I often hear even kids say things like “basketball sure are tall,” while also realizing (as most listeners do too) that not ALL basketball players are tall.

And by the way, are you now implying that black parents shouldn’t have The Talk with their kids?

2 Likes

It’s actually really common in Texas to have officers employed by the school district, especially large and urban school districts. I don’t know about other states. As for why this is, I’m not sure. The excuse I hear most often is drug and gang violence. Which is actually present at middle schools in San Antonio, as well as other places. Then again, there are an awful lot of citations for disorderly conduct when kids are misbehaving in class. Not fighting, but arguing and cussing and such. But there are also a lot of assaults against teachers at some of these schools, not just mutual fights between students.
I don’t think the district cops get any special training on handling kids. They should, but they don’t. Just like every law enforcement officer should get extensive training on handling mentally ill or impaired people.

1 Like

OMG. So are you saying perpetuation negative stereotypes are ok if you preface it with, well not all of them. Even in your harmless example I would remind them some great players were of shorter stature - and there are even great women players out there!
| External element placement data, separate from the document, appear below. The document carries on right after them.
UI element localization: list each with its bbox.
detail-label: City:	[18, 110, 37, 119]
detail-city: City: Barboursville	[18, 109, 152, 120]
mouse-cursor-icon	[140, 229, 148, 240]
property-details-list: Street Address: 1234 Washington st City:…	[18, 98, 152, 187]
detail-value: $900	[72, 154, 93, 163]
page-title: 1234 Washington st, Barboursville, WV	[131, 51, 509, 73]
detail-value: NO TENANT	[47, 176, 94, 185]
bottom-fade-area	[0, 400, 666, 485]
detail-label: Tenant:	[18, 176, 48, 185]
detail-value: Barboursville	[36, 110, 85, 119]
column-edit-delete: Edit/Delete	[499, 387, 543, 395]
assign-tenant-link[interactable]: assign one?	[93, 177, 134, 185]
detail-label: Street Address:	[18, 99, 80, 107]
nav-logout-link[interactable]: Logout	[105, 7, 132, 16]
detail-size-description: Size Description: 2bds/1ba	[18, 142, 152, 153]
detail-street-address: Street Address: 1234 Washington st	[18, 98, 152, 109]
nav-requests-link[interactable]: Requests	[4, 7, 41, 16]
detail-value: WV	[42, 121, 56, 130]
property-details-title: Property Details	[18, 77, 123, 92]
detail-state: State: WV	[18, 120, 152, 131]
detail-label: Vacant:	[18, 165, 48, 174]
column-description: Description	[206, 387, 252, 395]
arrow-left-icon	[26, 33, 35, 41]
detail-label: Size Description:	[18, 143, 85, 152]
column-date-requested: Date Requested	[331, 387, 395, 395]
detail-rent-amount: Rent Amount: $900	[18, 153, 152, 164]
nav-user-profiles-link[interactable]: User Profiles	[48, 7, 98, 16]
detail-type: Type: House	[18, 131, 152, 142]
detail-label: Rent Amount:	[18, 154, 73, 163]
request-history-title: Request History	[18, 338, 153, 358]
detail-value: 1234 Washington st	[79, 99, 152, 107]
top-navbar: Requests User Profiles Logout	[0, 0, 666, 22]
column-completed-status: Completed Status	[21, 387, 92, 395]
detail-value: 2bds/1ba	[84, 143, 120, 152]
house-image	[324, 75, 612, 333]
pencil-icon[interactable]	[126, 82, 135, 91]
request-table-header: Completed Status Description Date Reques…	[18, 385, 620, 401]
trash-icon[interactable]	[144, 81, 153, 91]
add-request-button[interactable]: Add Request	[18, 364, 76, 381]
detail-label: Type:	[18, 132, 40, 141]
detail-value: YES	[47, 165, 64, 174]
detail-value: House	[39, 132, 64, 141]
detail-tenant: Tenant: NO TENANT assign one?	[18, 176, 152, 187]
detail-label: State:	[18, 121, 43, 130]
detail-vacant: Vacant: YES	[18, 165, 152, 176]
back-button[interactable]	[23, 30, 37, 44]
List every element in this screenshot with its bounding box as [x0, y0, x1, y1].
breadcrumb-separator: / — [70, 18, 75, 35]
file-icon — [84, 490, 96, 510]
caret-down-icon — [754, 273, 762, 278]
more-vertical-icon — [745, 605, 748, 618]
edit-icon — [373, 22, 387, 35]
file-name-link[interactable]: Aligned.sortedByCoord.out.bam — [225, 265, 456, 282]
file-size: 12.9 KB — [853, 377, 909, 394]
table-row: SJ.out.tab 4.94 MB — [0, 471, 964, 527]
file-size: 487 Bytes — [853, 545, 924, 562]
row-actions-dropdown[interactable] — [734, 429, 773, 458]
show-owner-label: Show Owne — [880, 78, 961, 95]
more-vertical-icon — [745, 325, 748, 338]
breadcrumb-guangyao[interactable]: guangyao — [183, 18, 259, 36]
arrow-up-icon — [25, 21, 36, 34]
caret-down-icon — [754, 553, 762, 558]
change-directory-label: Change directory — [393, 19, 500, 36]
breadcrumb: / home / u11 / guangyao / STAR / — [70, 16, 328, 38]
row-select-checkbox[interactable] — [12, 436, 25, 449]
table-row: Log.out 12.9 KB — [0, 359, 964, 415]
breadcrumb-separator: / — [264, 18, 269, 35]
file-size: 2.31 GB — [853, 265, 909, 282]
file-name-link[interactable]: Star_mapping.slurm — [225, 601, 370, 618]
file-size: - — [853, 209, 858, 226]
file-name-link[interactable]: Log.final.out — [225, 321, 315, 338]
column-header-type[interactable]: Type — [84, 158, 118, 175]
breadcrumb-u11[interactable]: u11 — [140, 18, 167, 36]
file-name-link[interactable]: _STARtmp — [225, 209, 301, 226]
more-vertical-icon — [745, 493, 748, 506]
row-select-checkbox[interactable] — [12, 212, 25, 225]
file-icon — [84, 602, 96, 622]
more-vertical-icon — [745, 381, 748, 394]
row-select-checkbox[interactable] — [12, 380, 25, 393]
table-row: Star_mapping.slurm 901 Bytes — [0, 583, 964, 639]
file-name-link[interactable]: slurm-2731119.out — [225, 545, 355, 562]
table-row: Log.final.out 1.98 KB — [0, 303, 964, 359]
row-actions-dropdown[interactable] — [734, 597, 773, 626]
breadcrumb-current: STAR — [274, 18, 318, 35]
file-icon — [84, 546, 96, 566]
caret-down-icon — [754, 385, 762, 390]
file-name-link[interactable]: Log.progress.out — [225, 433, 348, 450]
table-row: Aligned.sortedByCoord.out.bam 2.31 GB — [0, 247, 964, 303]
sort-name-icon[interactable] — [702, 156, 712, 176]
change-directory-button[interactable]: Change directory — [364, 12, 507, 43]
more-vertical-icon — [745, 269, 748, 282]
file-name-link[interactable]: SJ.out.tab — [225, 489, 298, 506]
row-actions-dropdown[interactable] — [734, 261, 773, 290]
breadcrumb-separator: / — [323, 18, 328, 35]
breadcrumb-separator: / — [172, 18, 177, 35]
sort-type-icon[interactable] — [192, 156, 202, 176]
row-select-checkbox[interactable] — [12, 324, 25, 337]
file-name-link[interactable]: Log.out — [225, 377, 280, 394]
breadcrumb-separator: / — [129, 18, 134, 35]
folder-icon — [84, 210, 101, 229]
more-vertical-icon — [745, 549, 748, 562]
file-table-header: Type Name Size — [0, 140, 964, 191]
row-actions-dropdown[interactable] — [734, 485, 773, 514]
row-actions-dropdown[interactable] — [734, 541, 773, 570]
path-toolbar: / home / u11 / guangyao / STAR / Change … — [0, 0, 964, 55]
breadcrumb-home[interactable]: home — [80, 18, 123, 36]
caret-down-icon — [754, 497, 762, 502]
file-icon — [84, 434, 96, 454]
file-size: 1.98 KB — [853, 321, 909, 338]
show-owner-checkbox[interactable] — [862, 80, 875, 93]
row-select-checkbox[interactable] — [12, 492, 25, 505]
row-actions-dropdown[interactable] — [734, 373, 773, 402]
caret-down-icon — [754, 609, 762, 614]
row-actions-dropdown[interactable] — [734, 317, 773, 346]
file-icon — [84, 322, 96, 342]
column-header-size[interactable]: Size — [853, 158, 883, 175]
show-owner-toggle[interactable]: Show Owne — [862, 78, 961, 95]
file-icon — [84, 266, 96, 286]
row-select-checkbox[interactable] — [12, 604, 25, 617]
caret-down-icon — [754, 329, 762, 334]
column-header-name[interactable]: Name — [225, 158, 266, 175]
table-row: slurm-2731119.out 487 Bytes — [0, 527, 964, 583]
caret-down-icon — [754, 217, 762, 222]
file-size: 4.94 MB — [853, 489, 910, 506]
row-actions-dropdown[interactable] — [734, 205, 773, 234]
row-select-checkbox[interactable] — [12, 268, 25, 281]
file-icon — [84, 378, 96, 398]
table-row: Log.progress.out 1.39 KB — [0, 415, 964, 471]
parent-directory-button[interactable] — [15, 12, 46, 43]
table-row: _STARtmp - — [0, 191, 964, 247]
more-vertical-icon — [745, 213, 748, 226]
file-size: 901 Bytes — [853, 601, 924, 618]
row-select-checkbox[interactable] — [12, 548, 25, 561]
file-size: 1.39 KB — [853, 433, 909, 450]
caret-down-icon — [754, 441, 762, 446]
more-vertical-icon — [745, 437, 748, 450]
Can you imagine anyone saying that about any other group of people? 'You got to be careful about such and such group, because they like to do x, y, z. Well not all of them. That young boy in your class seems like a nice fellow."

And no, I am implying no such thing. Only that any such talks should be balanced. I won’t have to have a talk with my kid about race, but I will have to have a talk with her about men and watching out for people who want to harm her. Am I going to make her fearful of all men because some are abusers? Or steer her away from certain types of men, say Muslims because so many of them have such a patriarchal hierarchy?

Have fun with that straw man. Hope it’s at least a good workout.